The Eiffel Tower we built,
cracked and tumbled where wood met metal
in the pasture where we first truly saw stars,
dawn, sea fog receding, great oaks: this pasture
where dogs howled at the moon or anything else,
and I sat and first felt dizzy from a kiss.
This place I burrowed to--
my best friend of those years
runs to it on the ground and I and others
on their way up the pasture:
can we reignite the dream?
A huge book of women's writing on her knees,
a book I've assigned but barely read any of it.
I've marked it optional.
Look, she says: someone has written on paper
pressed against this text,
you can see the script impression
on the coverleaf...
I kiss her, her delicate spun brown hair
between us.
LINGUA
The woman refuses to stop licking her bowl.
The woman knows everything about it. She knows he is
watching.
"You never lick me like that," the woman's husband
moans, covering his eyes with the newspaper.
"In fact, you only touch the pillow with your whole
mouth and lips. You press many pillows against you
and go to sleep
smiling...."
Little smacking and sniffling sounds go on and on
from the dining table. When they stop, the man lowers
his newspaper.
The woman's tongue is poised against the dish. She
pretends to be distracted by something she is
reading--something
central.
THE SACRED GEOMETRY OF PEDESTRIANS
for Mario Muller
is that you, Galileo, Galileo Galilei
I
One day all the George Segal
sculptures
rose from their subway cars and bus benches
their ironing boards and prison cells
and walked again
II
Like the cast
of Francois Truffaut's new zombie flick "Refugees
of Heaven," their pockets
warm, their clothes a delight,
their heals stylish...
III
In this work our backgrounds--
our settings and our shadows--
are part of the same
stuff
as our bodies... (the same form).
IV
The reason I imagine
Galileo in the crowd has to do
with the sweet trajectory
of chaos.
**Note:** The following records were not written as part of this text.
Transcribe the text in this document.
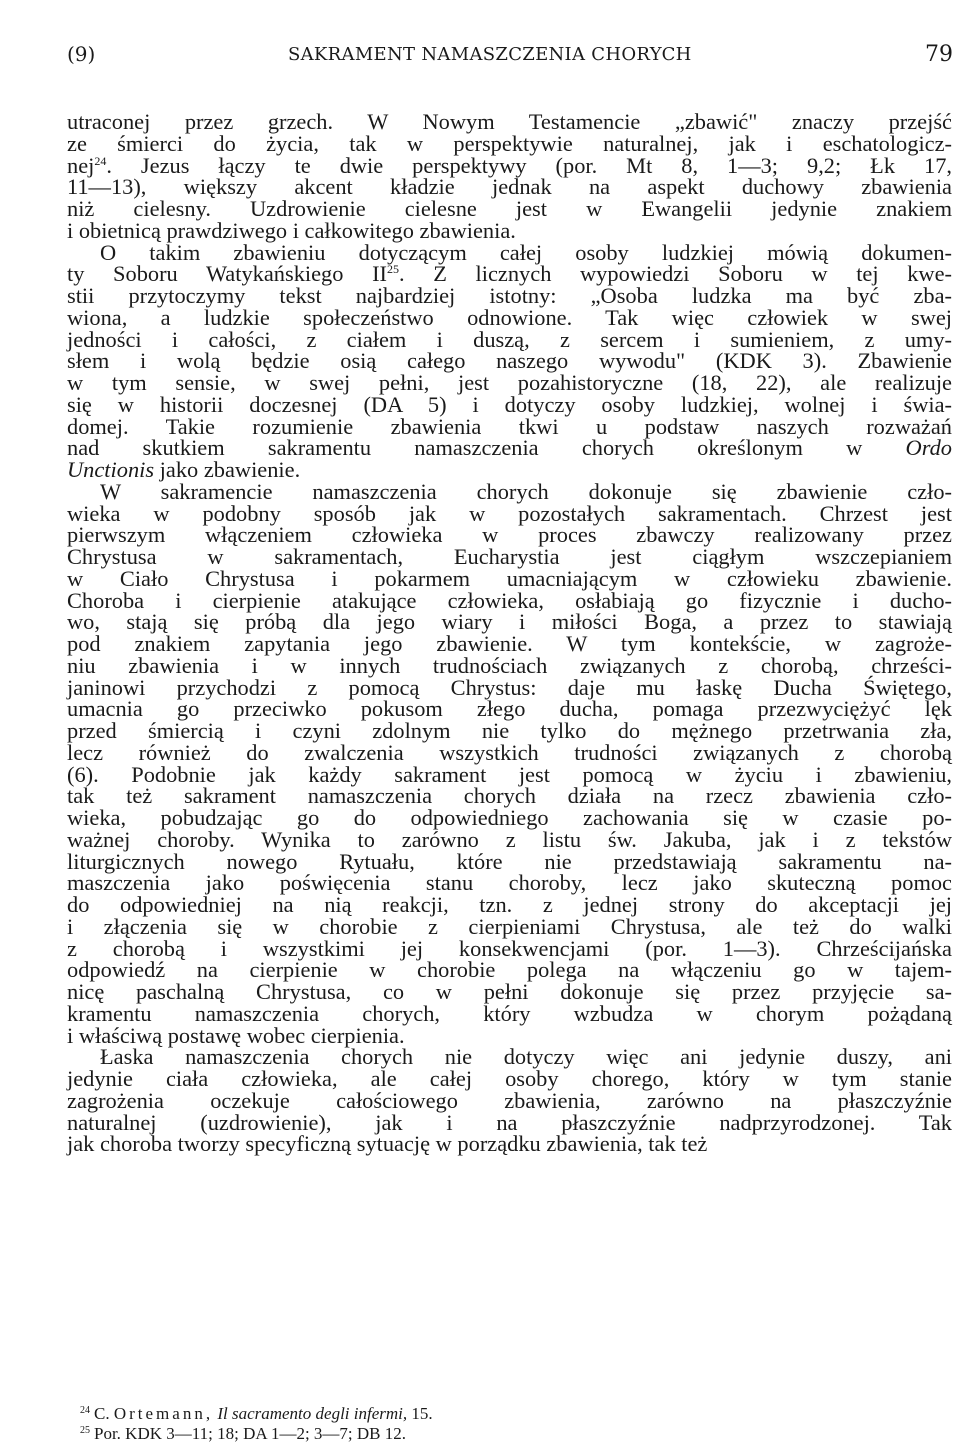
(9)	SAKRAMENT NAMASZCZENIA CHORYCH	79
utraconej przez grzech. W Nowym Testamencie „zbawić" znaczy przejść
ze śmierci do życia, tak w perspektywie naturalnej, jak i eschatologicz-
nej$^{24}$. Jezus łączy te dwie perspektywy (por. Mt 8, 1—3; 9,2; Łk 17,
11—13), większy akcent kładzie jednak na aspekt duchowy zbawienia
niż cielesny. Uzdrowienie cielesne jest w Ewangelii jedynie znakiem
i obietnicą prawdziwego i całkowitego zbawienia.
O takim zbawieniu dotyczącym całej osoby ludzkiej mówią dokumen-
ty Soboru Watykańskiego II$^{25}$. Z licznych wypowiedzi Soboru w tej kwe-
stii przytoczymy tekst najbardziej istotny: „Osoba ludzka ma być zba-
wiona, a ludzkie społeczeństwo odnowione. Tak więc człowiek w swej
jedności i całości, z ciałem i duszą, z sercem i sumieniem, z umy-
słem i wolą będzie osią całego naszego wywodu" (KDK 3). Zbawienie
w tym sensie, w swej pełni, jest pozahistoryczne (18, 22), ale realizuje
się w historii doczesnej (DA 5) i dotyczy osoby ludzkiej, wolnej i świa-
domej. Takie rozumienie zbawienia tkwi u podstaw naszych rozważań
nad skutkiem sakramentu namaszczenia chorych określonym w Ordo
Unctionis jako zbawienie.
W sakramencie namaszczenia chorych dokonuje się zbawienie czło-
wieka w podobny sposób jak w pozostałych sakramentach. Chrzest jest
pierwszym włączeniem człowieka w proces zbawczy realizowany przez
Chrystusa w sakramentach, Eucharystia jest ciągłym wszczepianiem
w Ciało Chrystusa i pokarmem umacniającym w człowieku zbawienie.
Choroba i cierpienie atakujące człowieka, osłabiają go fizycznie i ducho-
wo, stają się próbą dla jego wiary i miłości Boga, a przez to stawiają
pod znakiem zapytania jego zbawienie. W tym kontekście, w zagroże-
niu zbawienia i w innych trudnościach związanych z chorobą, chrześci-
janinowi przychodzi z pomocą Chrystus: daje mu łaskę Ducha Świętego,
umacnia go przeciwko pokusom złego ducha, pomaga przezwyciężyć lęk
przed śmiercią i czyni zdolnym nie tylko do mężnego przetrwania zła,
lecz również do zwalczenia wszystkich trudności związanych z chorobą
(6). Podobnie jak każdy sakrament jest pomocą w życiu i zbawieniu,
tak też sakrament namaszczenia chorych działa na rzecz zbawienia czło-
wieka, pobudzając go do odpowiedniego zachowania się w czasie po-
ważnej choroby. Wynika to zarówno z listu św. Jakuba, jak i z tekstów
liturgicznych nowego Rytuału, które nie przedstawiają sakramentu na-
maszczenia jako poświęcenia stanu choroby, lecz jako skuteczną pomoc
do odpowiedniej na nią reakcji, tzn. z jednej strony do akceptacji jej
i złączenia się w chorobie z cierpieniami Chrystusa, ale też do walki
z chorobą i wszystkimi jej konsekwencjami (por. 1—3). Chrześcijańska
odpowiedź na cierpienie w chorobie polega na włączeniu go w tajem-
nicę paschalną Chrystusa, co w pełni dokonuje się przez przyjęcie sa-
kramentu namaszczenia chorych, który wzbudza w chorym pożądaną
i właściwą postawę wobec cierpienia.
Łaska namaszczenia chorych nie dotyczy więc ani jedynie duszy, ani
jedynie ciała człowieka, ale całej osoby chorego, który w tym stanie
zagrożenia oczekuje całościowego zbawienia, zarówno na płaszczyźnie
naturalnej (uzdrowienie), jak i na płaszczyźnie nadprzyrodzonej. Tak
jak choroba tworzy specyficzną sytuację w porządku zbawienia, tak też
$^{24}$ C. Ortemann, Il sacramento degli infermi, 15.
$^{25}$ Por. KDK 3—11; 18; DA 1—2; 3—7; DB 12.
Or is it chance?
In these paintings, joined
with the world, he is no longer
persecuted!
V
Or my Aunt Eva from Hayward,
the weekend golfer whose second marriage
to Vic, who works at Fotomat,
has been such a fabulous success! Or is that
my grandmother? Every halo
of hair, every newspaper, so
familiar in its snap of time.
VI
Schatten odor farben,
farben odor nicht--
es gibt hier etwas klar
und voll von leben,
und die Gelben sind
die Sonnenstrahlen in uns--in uns alle
die in mischung sprechen
unser individualität.
Jeder Mensch
auch ihre volksgefuhl hat
wie eine familie--
eine Strasse, ein wunderliches tag.
VII
One day, all the Segal sculptures
rose from their overcoats and bus benches
their kitchen stools and ironing boards
and walked again...
VIII
Is that you, Eva?
Is that you, mother, Mario, Francois?
Is that you, Ken
in the snapshot, pausing
at the light, leaning
just a little.
Is that you, George Segal?
Is that you, Mario Muller?
Is that you, Galileo, Galileo Galilei?
Villa Montalvo, 11/16/94
with love from Ken
OLD SONG
I have always asked for this.
Survivor. Birdsong.
Being within the body,
of an old man,
slightly thick in the middle,
chewing a little the
underlip of his gum,
held together by inner-glue
against the tongue;
he feels alone,
squinting out at a world
of well meant confessions
while somewhere in his theater
of memory distant episodes
flicker, dimly lit:
good fathers, good sons.
Ken Weisner teaches at the University of California,
Santa Cruz, and is the editor of Quarry West.